Aluminium, bois, béton et fierté

ÉDITORIAL / L’éventuelle construction d’un amphithéâtre du 21e siècle à Saguenay a engendré bien des discussions jusqu’ici, notamment sur la pertinence d’une telle infrastructure et sur l’emplacement de celle-ci. Or, un autre questionnement mérite d’être formulé avant que s’amorce la conception des devis : comment donner à ce futur aréna une âme distincte, reflet de notre patrimoine industriel ?

L’occasion est idéale pour faire de ce chantier potentiel un modèle de synergie entre l’aluminium, le bois et le béton, trois matières sur lesquelles repose notre fierté régionale. 

Les entreprises Rio Tinto, Produits forestiers Résolu et Béton préfabriqué du Lac (BPDL) doivent toutes les trois être impliquées dans ce projet, s’il se matérialise. Chacune de ces entreprises fait rayonner notre expertise et notre savoir-faire au-delà des frontières.
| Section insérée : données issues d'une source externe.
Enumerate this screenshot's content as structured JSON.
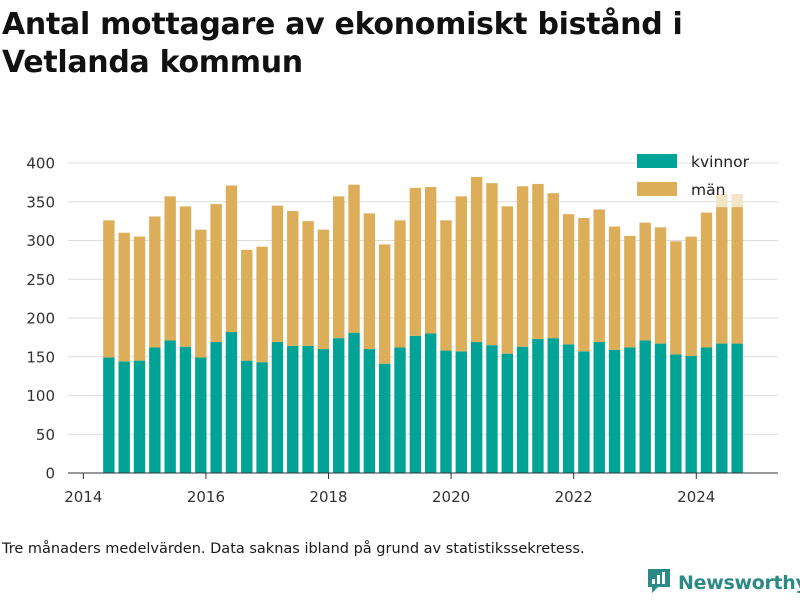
{
  "title": "Antal mottagare av ekonomiskt bistånd i Vetlanda kommun",
  "note": "Tre månaders medelvärden. Data saknas ibland på grund av statistikssekretess.",
  "brand": {
    "name": "Newsworthy",
    "color": "#2b8a85",
    "icon": "bar-chart-logo-icon"
  },
  "chart_data": {
    "type": "bar",
    "stacked": true,
    "x_ticks": [
      "2014",
      "2016",
      "2018",
      "2020",
      "2022",
      "2024"
    ],
    "y_ticks": [
      "0",
      "50",
      "100",
      "150",
      "200",
      "250",
      "300",
      "350",
      "400"
    ],
    "xlim": [
      "2013-10",
      "2025-05"
    ],
    "ylim": [
      0,
      400
    ],
    "grid": "horizontal",
    "legend_position": "top-right",
    "x": [
      "2014-06",
      "2014-09",
      "2014-12",
      "2015-03",
      "2015-06",
      "2015-09",
      "2015-12",
      "2016-03",
      "2016-06",
      "2016-09",
      "2016-12",
      "2017-03",
      "2017-06",
      "2017-09",
      "2017-12",
      "2018-03",
      "2018-06",
      "2018-09",
      "2018-12",
      "2019-03",
      "2019-06",
      "2019-09",
      "2019-12",
      "2020-03",
      "2020-06",
      "2020-09",
      "2020-12",
      "2021-03",
      "2021-06",
      "2021-09",
      "2021-12",
      "2022-03",
      "2022-06",
      "2022-09",
      "2022-12",
      "2023-03",
      "2023-06",
      "2023-09",
      "2023-12",
      "2024-03",
      "2024-06",
      "2024-09"
    ],
    "series": [
      {
        "name": "kvinnor",
        "color": "#00a396",
        "values": [
          149,
          144,
          145,
          162,
          171,
          163,
          149,
          169,
          182,
          145,
          143,
          169,
          164,
          164,
          160,
          174,
          181,
          160,
          141,
          162,
          177,
          180,
          158,
          157,
          169,
          165,
          154,
          163,
          173,
          174,
          166,
          157,
          169,
          159,
          162,
          171,
          167,
          153,
          151,
          162,
          167,
          167
        ]
      },
      {
        "name": "män",
        "color": "#dcae5a",
        "values": [
          177,
          166,
          160,
          169,
          186,
          181,
          165,
          178,
          189,
          143,
          149,
          176,
          174,
          161,
          154,
          183,
          191,
          175,
          154,
          164,
          191,
          189,
          168,
          200,
          213,
          209,
          190,
          207,
          200,
          187,
          168,
          172,
          171,
          159,
          144,
          152,
          150,
          146,
          154,
          174,
          176,
          176
        ]
      }
    ],
    "ghost": {
      "color": "#f3e6c8",
      "x": [
        "2024-06",
        "2024-09"
      ],
      "values": [
        360,
        360
      ]
    }
  }
}
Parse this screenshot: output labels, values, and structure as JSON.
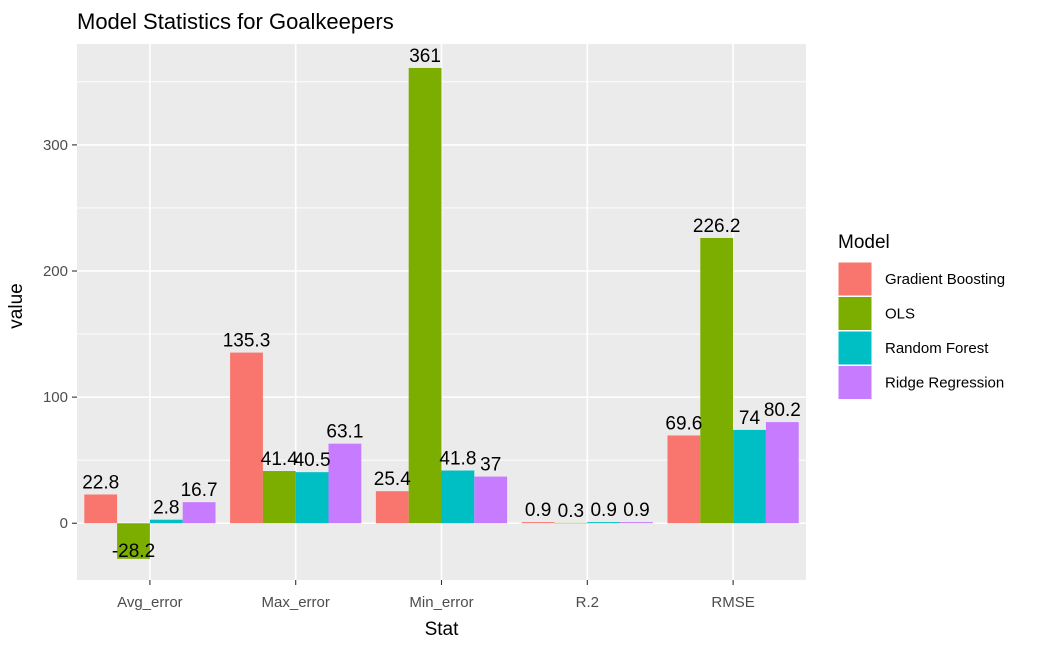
{
  "chart_data": {
    "type": "bar",
    "title": "Model Statistics for Goalkeepers",
    "xlabel": "Stat",
    "ylabel": "value",
    "categories": [
      "Avg_error",
      "Max_error",
      "Min_error",
      "R.2",
      "RMSE"
    ],
    "series": [
      {
        "name": "Gradient Boosting",
        "color": "#F8766D",
        "values": [
          22.8,
          135.3,
          25.4,
          0.9,
          69.6
        ],
        "labels": [
          "22.8",
          "135.3",
          "25.4",
          "0.9",
          "69.6"
        ]
      },
      {
        "name": "OLS",
        "color": "#7CAE00",
        "values": [
          -28.2,
          41.4,
          361,
          0.3,
          226.2
        ],
        "labels": [
          "-28.2",
          "41.4",
          "361",
          "0.3",
          "226.2"
        ]
      },
      {
        "name": "Random Forest",
        "color": "#00BFC4",
        "values": [
          2.8,
          40.5,
          41.8,
          0.9,
          74
        ],
        "labels": [
          "2.8",
          "40.5",
          "41.8",
          "0.9",
          "74"
        ]
      },
      {
        "name": "Ridge Regression",
        "color": "#C77CFF",
        "values": [
          16.7,
          63.1,
          37,
          0.9,
          80.2
        ],
        "labels": [
          "16.7",
          "63.1",
          "37",
          "0.9",
          "80.2"
        ]
      }
    ],
    "ylim": [
      -45,
      380
    ],
    "yticks": [
      0,
      100,
      200,
      300
    ],
    "ytick_labels": [
      "0",
      "100",
      "200",
      "300"
    ],
    "legend": {
      "title": "Model",
      "position": "right"
    },
    "grid": true,
    "panel_background": "#EBEBEB"
  }
}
Chacune, dans son créneau respectif, est un pilier de l’économie saguenéenne et jeannoise, et la démonstration qu’il est possible de s’épanouir ici malgré les contraintes d’éloignement. 
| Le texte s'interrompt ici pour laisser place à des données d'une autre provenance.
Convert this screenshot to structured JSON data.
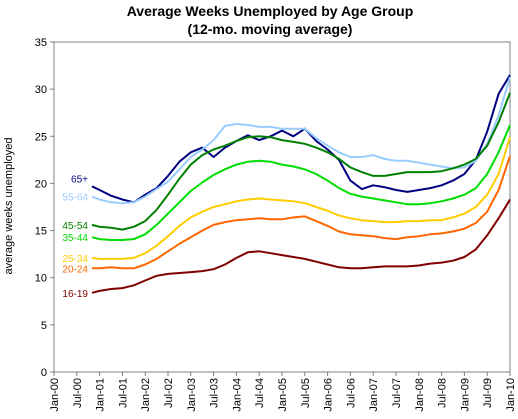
{
  "chart_data": {
    "type": "line",
    "title": "Average Weeks Unemployed by Age Group",
    "subtitle": "(12-mo. moving average)",
    "xlabel": "",
    "ylabel": "average weeks unemployed",
    "ylim": [
      0,
      35
    ],
    "yticks": [
      0,
      5,
      10,
      15,
      20,
      25,
      30,
      35
    ],
    "x_start": "2000-01",
    "x_end": "2010-01",
    "xticks": [
      "Jan-00",
      "Jul-00",
      "Jan-01",
      "Jul-01",
      "Jan-02",
      "Jul-02",
      "Jan-03",
      "Jul-03",
      "Jan-04",
      "Jul-04",
      "Jan-05",
      "Jul-05",
      "Jan-06",
      "Jul-06",
      "Jan-07",
      "Jul-07",
      "Jan-08",
      "Jul-08",
      "Jan-09",
      "Jul-09",
      "Jan-10"
    ],
    "grid": false,
    "legend": "inline-left",
    "x": [
      "2000-11",
      "2001-01",
      "2001-04",
      "2001-07",
      "2001-10",
      "2002-01",
      "2002-04",
      "2002-07",
      "2002-10",
      "2003-01",
      "2003-04",
      "2003-07",
      "2003-10",
      "2004-01",
      "2004-04",
      "2004-07",
      "2004-10",
      "2005-01",
      "2005-04",
      "2005-07",
      "2005-10",
      "2006-01",
      "2006-04",
      "2006-07",
      "2006-10",
      "2007-01",
      "2007-04",
      "2007-07",
      "2007-10",
      "2008-01",
      "2008-04",
      "2008-07",
      "2008-10",
      "2009-01",
      "2009-04",
      "2009-07",
      "2009-10",
      "2010-01"
    ],
    "series": [
      {
        "name": "65+",
        "color": "#000080",
        "values": [
          19.7,
          19.3,
          18.7,
          18.3,
          18.0,
          18.8,
          19.5,
          20.8,
          22.3,
          23.3,
          23.8,
          22.8,
          23.8,
          24.5,
          25.1,
          24.6,
          25.0,
          25.6,
          25.0,
          25.8,
          24.5,
          23.6,
          22.5,
          20.3,
          19.4,
          19.8,
          19.6,
          19.3,
          19.1,
          19.3,
          19.5,
          19.8,
          20.3,
          21.0,
          22.5,
          25.5,
          29.5,
          31.5
        ],
        "label_y": 20.5
      },
      {
        "name": "55-64",
        "color": "#99ccff",
        "values": [
          18.6,
          18.3,
          18.0,
          17.9,
          18.0,
          18.6,
          19.4,
          20.2,
          21.5,
          22.8,
          23.6,
          24.6,
          26.1,
          26.3,
          26.2,
          26.0,
          26.0,
          25.8,
          25.8,
          25.8,
          24.8,
          24.0,
          23.3,
          22.8,
          22.8,
          23.0,
          22.6,
          22.4,
          22.4,
          22.2,
          22.0,
          21.8,
          21.6,
          21.7,
          22.4,
          24.2,
          27.2,
          31.3
        ],
        "label_y": 18.6
      },
      {
        "name": "45-54",
        "color": "#008000",
        "values": [
          15.6,
          15.4,
          15.3,
          15.1,
          15.4,
          16.0,
          17.2,
          18.8,
          20.5,
          22.0,
          23.0,
          23.6,
          24.0,
          24.5,
          24.9,
          25.0,
          24.9,
          24.6,
          24.4,
          24.2,
          23.8,
          23.3,
          22.6,
          21.7,
          21.2,
          20.8,
          20.8,
          21.0,
          21.2,
          21.2,
          21.2,
          21.3,
          21.6,
          22.0,
          22.6,
          24.0,
          26.5,
          29.6
        ],
        "label_y": 15.6
      },
      {
        "name": "35-44",
        "color": "#00dd00",
        "values": [
          14.3,
          14.1,
          14.0,
          14.0,
          14.1,
          14.6,
          15.6,
          16.8,
          18.0,
          19.2,
          20.1,
          20.9,
          21.5,
          22.0,
          22.3,
          22.4,
          22.3,
          22.0,
          21.8,
          21.5,
          21.0,
          20.3,
          19.5,
          18.9,
          18.6,
          18.4,
          18.2,
          18.0,
          17.8,
          17.8,
          17.9,
          18.1,
          18.4,
          18.8,
          19.5,
          21.0,
          23.3,
          26.2
        ],
        "label_y": 14.3
      },
      {
        "name": "25-34",
        "color": "#ffcc00",
        "values": [
          12.1,
          12.0,
          12.0,
          12.0,
          12.1,
          12.6,
          13.4,
          14.4,
          15.5,
          16.4,
          17.0,
          17.5,
          17.8,
          18.1,
          18.3,
          18.4,
          18.3,
          18.2,
          18.1,
          17.9,
          17.5,
          17.1,
          16.6,
          16.3,
          16.1,
          16.0,
          15.9,
          15.9,
          16.0,
          16.0,
          16.1,
          16.1,
          16.4,
          16.8,
          17.5,
          18.8,
          21.0,
          24.9
        ],
        "label_y": 12.1
      },
      {
        "name": "20-24",
        "color": "#ff6600",
        "values": [
          11.0,
          11.0,
          11.1,
          11.0,
          11.0,
          11.4,
          12.0,
          12.8,
          13.6,
          14.3,
          15.0,
          15.6,
          15.9,
          16.1,
          16.2,
          16.3,
          16.2,
          16.2,
          16.4,
          16.5,
          16.0,
          15.5,
          14.9,
          14.6,
          14.5,
          14.4,
          14.2,
          14.1,
          14.3,
          14.4,
          14.6,
          14.7,
          14.9,
          15.2,
          15.8,
          17.0,
          19.3,
          22.9
        ],
        "label_y": 11.0
      },
      {
        "name": "16-19",
        "color": "#800000",
        "values": [
          8.4,
          8.6,
          8.8,
          8.9,
          9.2,
          9.7,
          10.2,
          10.4,
          10.5,
          10.6,
          10.7,
          10.9,
          11.4,
          12.1,
          12.7,
          12.8,
          12.6,
          12.4,
          12.2,
          12.0,
          11.7,
          11.4,
          11.1,
          11.0,
          11.0,
          11.1,
          11.2,
          11.2,
          11.2,
          11.3,
          11.5,
          11.6,
          11.8,
          12.2,
          13.0,
          14.5,
          16.3,
          18.3
        ],
        "label_y": 8.4
      }
    ]
  }
}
Mais surtout, toutes ces compagnies ont contribué, de près ou de loin, à des projets d’une envergure incomparable à celle d’un amphithéâtre d’à peine 4000 places. 
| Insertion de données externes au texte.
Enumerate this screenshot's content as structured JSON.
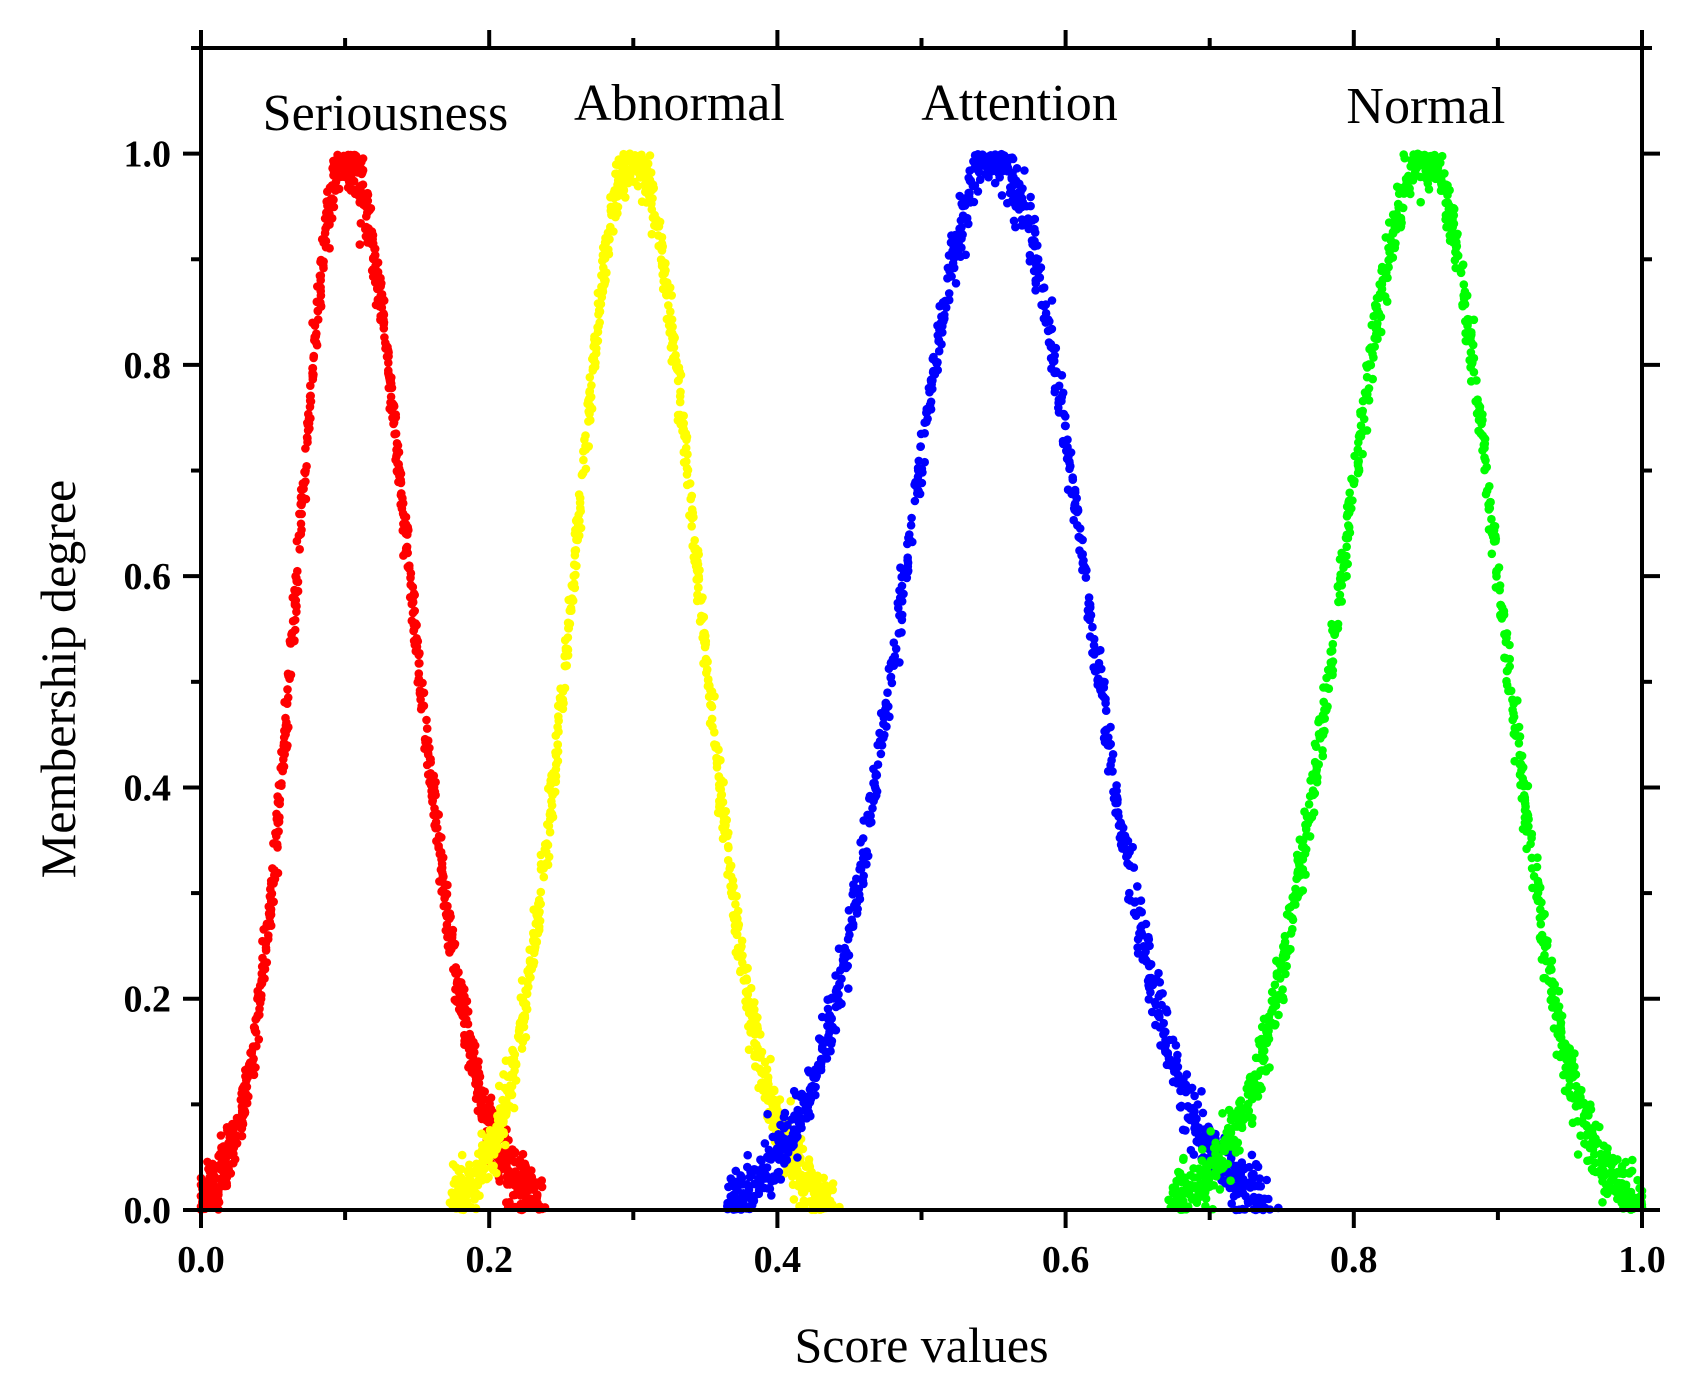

La signature de BPDL est imprégnée sur le Centre Bell de Montréal, le Yankee Stadium de New York et bien d’autres édifices à vocation récréative, mais également sur des prouesses architecturales telles les tours de Gasson Hall, au Boston College. Son portfolio déborde de réalisations fascinantes partout sur le continent… sauf ici. Le temps n’est-il pas venu pour le Saguenay-Lac-Saint-Jean de s’inscrire dans ce prestigieux album ? 

Quant à Rio Tinto Aluminium, jadis Alcan, nulle autre entreprise n’est ancrée à ce point à l’histoire du Royaume. L’aluminium en fusion coule dans les veines de générations de travailleurs. Le métal primaire demeure notre principal moteur de développement économique, non seulement par l’entremise des emplois qu’il génère, mais également par le biais des centres de recherche et des PME qui s’y sont greffés au fil du temps. Par contre, ironiquement, c’est de l’aluminium produit par Alcoa qui a servi de recouvrement pour l’aréna de l’UQAC, érigé en 2009. À l’époque, la grande rivale de Rio Tinto n’avait pas manqué de souligner cette « intrusion » en terre saguenéenne. N’est-il pas temps que le nom de Rio Tinto soit, lui aussi, associé à un amphithéâtre de la région ? 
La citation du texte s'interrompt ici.